When it comes to movies, once a turkey, not always a turkey. A number of films that opened with lousy reviews or feeble ticket sales have since grown popular on video or TV-some even have become classics. It’s hard to believe, but moviegoers in 1939 were lukewarm to The Wizard of Oz (MGM/UA), and the movie failed to turn a profit in its initial release.
When Frank Capra’s sentimental Jimmy Stewart fantasy It’s A Wonderful Life (Republic) was released in 1946, hard-hearted critics sneered and audiences stayed away. But a generation later, the movie was rediscovered by television viewers, of course, and it has become a Christmas perennial.
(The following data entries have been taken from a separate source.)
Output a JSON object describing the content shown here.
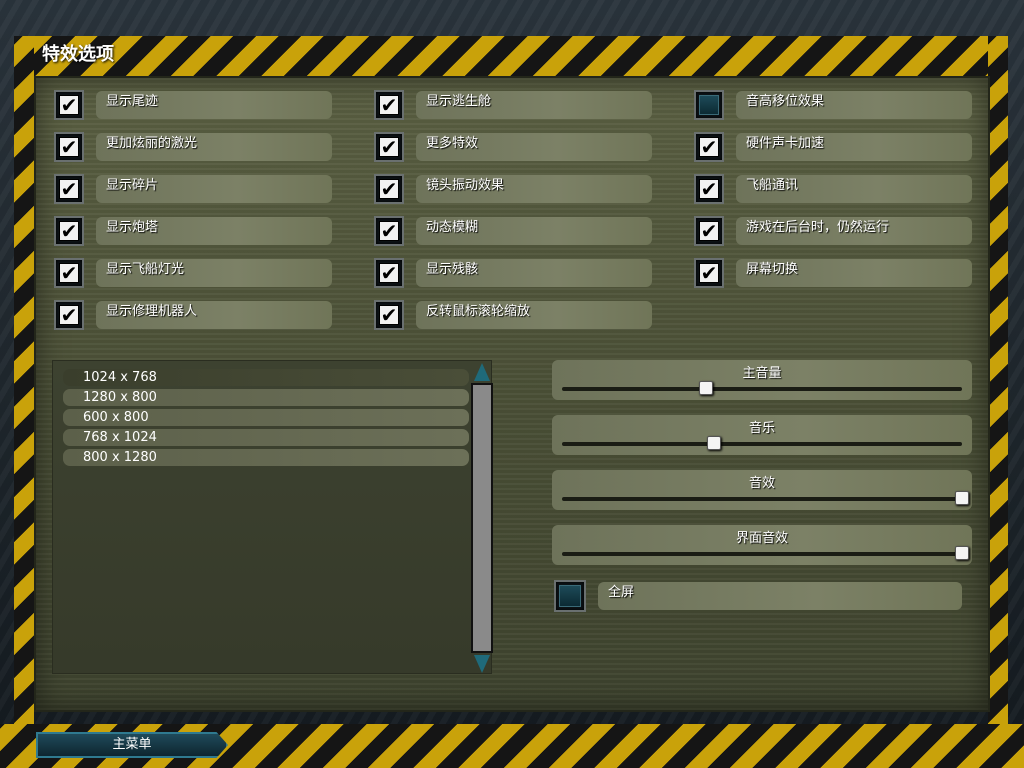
{
  "title": "特效选项",
  "options": {
    "col1": [
      {
        "label": "显示尾迹",
        "checked": true
      },
      {
        "label": "更加炫丽的激光",
        "checked": true
      },
      {
        "label": "显示碎片",
        "checked": true
      },
      {
        "label": "显示炮塔",
        "checked": true
      },
      {
        "label": "显示飞船灯光",
        "checked": true
      },
      {
        "label": "显示修理机器人",
        "checked": true
      }
    ],
    "col2": [
      {
        "label": "显示逃生舱",
        "checked": true
      },
      {
        "label": "更多特效",
        "checked": true
      },
      {
        "label": "镜头振动效果",
        "checked": true
      },
      {
        "label": "动态模糊",
        "checked": true
      },
      {
        "label": "显示残骸",
        "checked": true
      },
      {
        "label": "反转鼠标滚轮缩放",
        "checked": true
      }
    ],
    "col3": [
      {
        "label": "音高移位效果",
        "checked": false
      },
      {
        "label": "硬件声卡加速",
        "checked": true
      },
      {
        "label": "飞船通讯",
        "checked": true
      },
      {
        "label": "游戏在后台时，仍然运行",
        "checked": true
      },
      {
        "label": "屏幕切换",
        "checked": true
      }
    ]
  },
  "resolutions": {
    "items": [
      "1024 x 768",
      "1280 x 800",
      "600 x 800",
      "768 x 1024",
      "800 x 1280"
    ],
    "selected": "1024 x 768"
  },
  "sliders": [
    {
      "label": "主音量",
      "value": 0.36
    },
    {
      "label": "音乐",
      "value": 0.38
    },
    {
      "label": "音效",
      "value": 1.0
    },
    {
      "label": "界面音效",
      "value": 1.0
    }
  ],
  "fullscreen": {
    "label": "全屏",
    "checked": false
  },
  "main_menu_button": "主菜单"
}
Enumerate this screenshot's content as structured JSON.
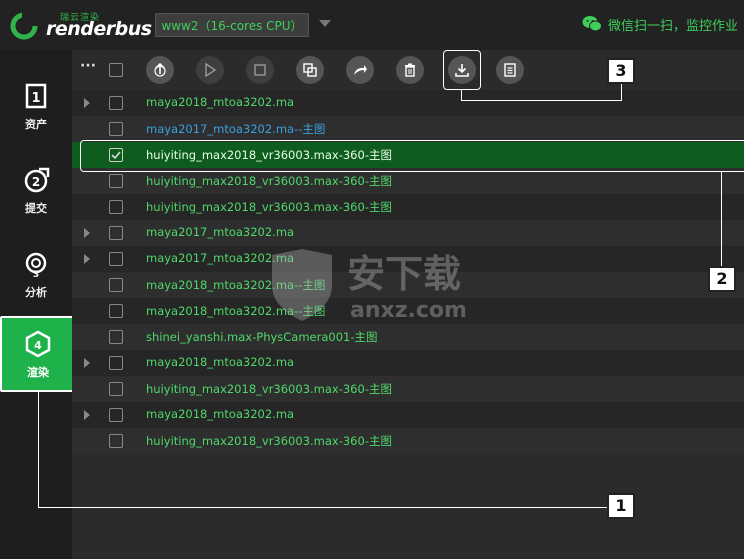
{
  "brand": {
    "cn": "瑞云渲染",
    "en": "renderbus"
  },
  "cpu_select": {
    "value": "www2（16-cores CPU）"
  },
  "wechat": {
    "text": "微信扫一扫，监控作业"
  },
  "sidebar": {
    "items": [
      {
        "num": "1",
        "label": "资产",
        "icon": "assets-icon"
      },
      {
        "num": "2",
        "label": "提交",
        "icon": "submit-icon"
      },
      {
        "num": "3",
        "label": "分析",
        "icon": "analyze-icon"
      },
      {
        "num": "4",
        "label": "渲染",
        "icon": "render-icon",
        "active": true
      }
    ]
  },
  "toolbar": {
    "more": "···",
    "buttons": [
      "upload-icon",
      "play-icon",
      "stop-icon",
      "copy-icon",
      "redo-icon",
      "delete-icon",
      "download-icon",
      "log-icon"
    ]
  },
  "rows": [
    {
      "name": "maya2018_mtoa3202.ma",
      "expandable": true
    },
    {
      "name": "maya2017_mtoa3202.ma--主图",
      "expandable": false,
      "color": "blue"
    },
    {
      "name": "huiyiting_max2018_vr36003.max-360-主图",
      "expandable": false,
      "selected": true
    },
    {
      "name": "huiyiting_max2018_vr36003.max-360-主图",
      "expandable": false
    },
    {
      "name": "huiyiting_max2018_vr36003.max-360-主图",
      "expandable": false
    },
    {
      "name": "maya2017_mtoa3202.ma",
      "expandable": true
    },
    {
      "name": "maya2017_mtoa3202.ma",
      "expandable": true
    },
    {
      "name": "maya2018_mtoa3202.ma--主图",
      "expandable": false
    },
    {
      "name": "maya2018_mtoa3202.ma--主图",
      "expandable": false
    },
    {
      "name": "shinei_yanshi.max-PhysCamera001-主图",
      "expandable": false
    },
    {
      "name": "maya2018_mtoa3202.ma",
      "expandable": true
    },
    {
      "name": "huiyiting_max2018_vr36003.max-360-主图",
      "expandable": false
    },
    {
      "name": "maya2018_mtoa3202.ma",
      "expandable": true
    },
    {
      "name": "huiyiting_max2018_vr36003.max-360-主图",
      "expandable": false
    }
  ],
  "callouts": {
    "c1": "1",
    "c2": "2",
    "c3": "3"
  },
  "watermark": {
    "cn": "安下载",
    "en": "anxz.com"
  },
  "colors": {
    "accent": "#1fb24a",
    "text_green": "#4fd86a",
    "text_blue": "#3aa0dc",
    "selected_row": "#0f5c1f"
  }
}
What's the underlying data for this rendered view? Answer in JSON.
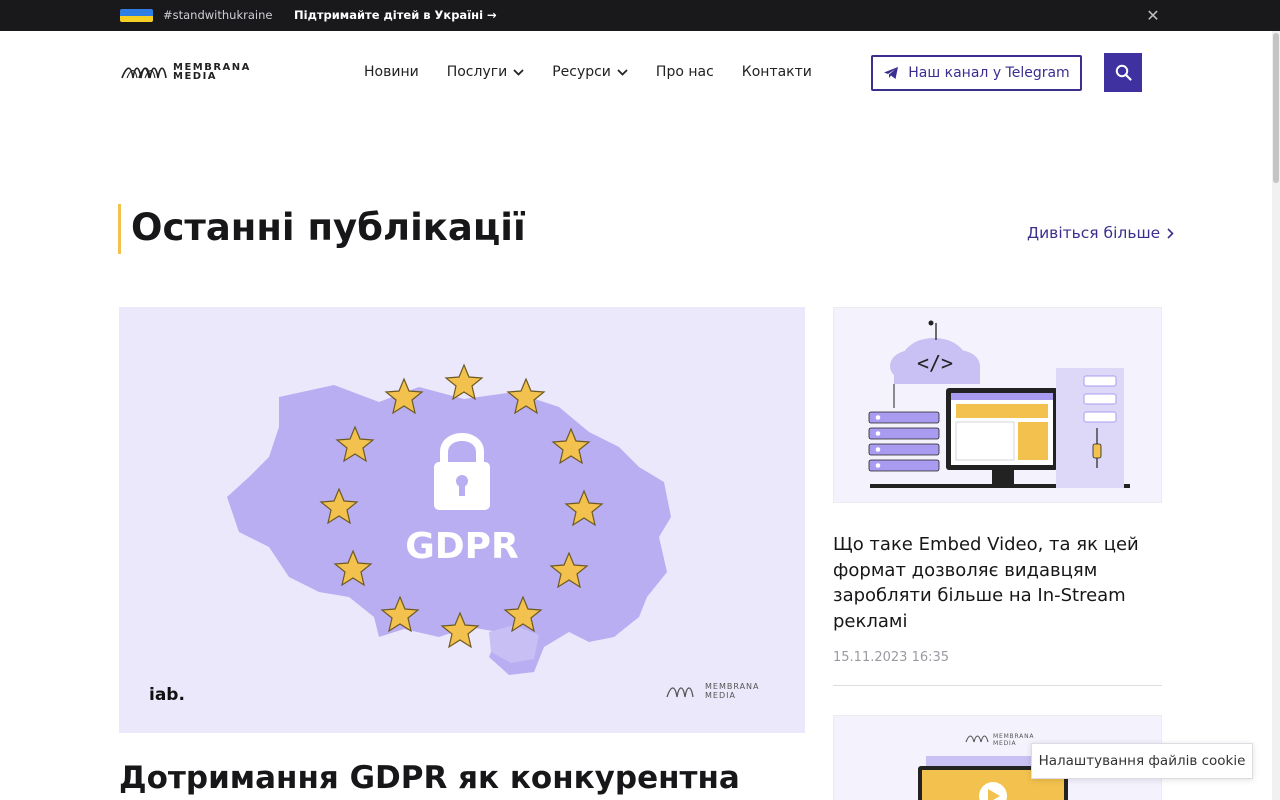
{
  "banner": {
    "hashtag": "#standwithukraine",
    "link_text": "Підтримайте дітей в Україні →",
    "close_icon": "close-icon",
    "flag_colors": [
      "#2f7ee3",
      "#f5d023"
    ]
  },
  "header": {
    "logo_line1": "MEMBRANA",
    "logo_line2": "MEDIA",
    "nav": [
      {
        "label": "Новини",
        "has_dropdown": false
      },
      {
        "label": "Послуги",
        "has_dropdown": true
      },
      {
        "label": "Ресурси",
        "has_dropdown": true
      },
      {
        "label": "Про нас",
        "has_dropdown": false
      },
      {
        "label": "Контакти",
        "has_dropdown": false
      }
    ],
    "telegram_label": "Наш канал у Telegram",
    "telegram_icon": "telegram-icon",
    "search_icon": "search-icon",
    "accent_color": "#3f32a0"
  },
  "section": {
    "title": "Останні публікації",
    "see_more": "Дивіться більше",
    "accent_color": "#f2c14e"
  },
  "feature": {
    "image_text": "GDPR",
    "image_logo_left": "iab.",
    "image_logo_right_1": "MEMBRANA",
    "image_logo_right_2": "MEDIA",
    "title": "Дотримання GDPR як конкурентна"
  },
  "side_articles": [
    {
      "title": "Що таке Embed Video, та як цей формат дозволяє видавцям заробляти більше на In-Stream рекламі",
      "date": "15.11.2023 16:35",
      "image_code_label": "</>"
    },
    {
      "image_logo_1": "MEMBRANA",
      "image_logo_2": "MEDIA"
    }
  ],
  "cookie": {
    "label": "Налаштування файлів cookie"
  }
}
Once the opening-day snickering fades from memory, commercial flops can gain new appreciation. D.W. Griffith’s monumental Intolerance (Video Yesteryear), which covered 2,500 years of history, cost a nearly unimaginable $1.9 million in 1916 and was a financial disaster. Today, many movie buffs consider the epic a cornerstone of cinema.
Recutting can also put a new face on a gobbler. At the insistence of his financial backer, The Ladd Co., Sergio Leone’s sprawling 1984 gangster epic, Once Upon a Time in America, was chopped down to a length of 147 minutes for U.S. distribution. Four months later, Leone released his intended 228-minute version (Warner) in several American cities, and some critics called it a masterpiece.
Don’t laugh, but even Ishtar (RCA/Columbia) may one day shake its turkey feathers. The Warren Beatty-Dustin Hoffman desert-road movie already has a coterie of fans who extol its offbeat sense of humor. And anyway, in video stores, any movie more than 25 years old is considered a classic.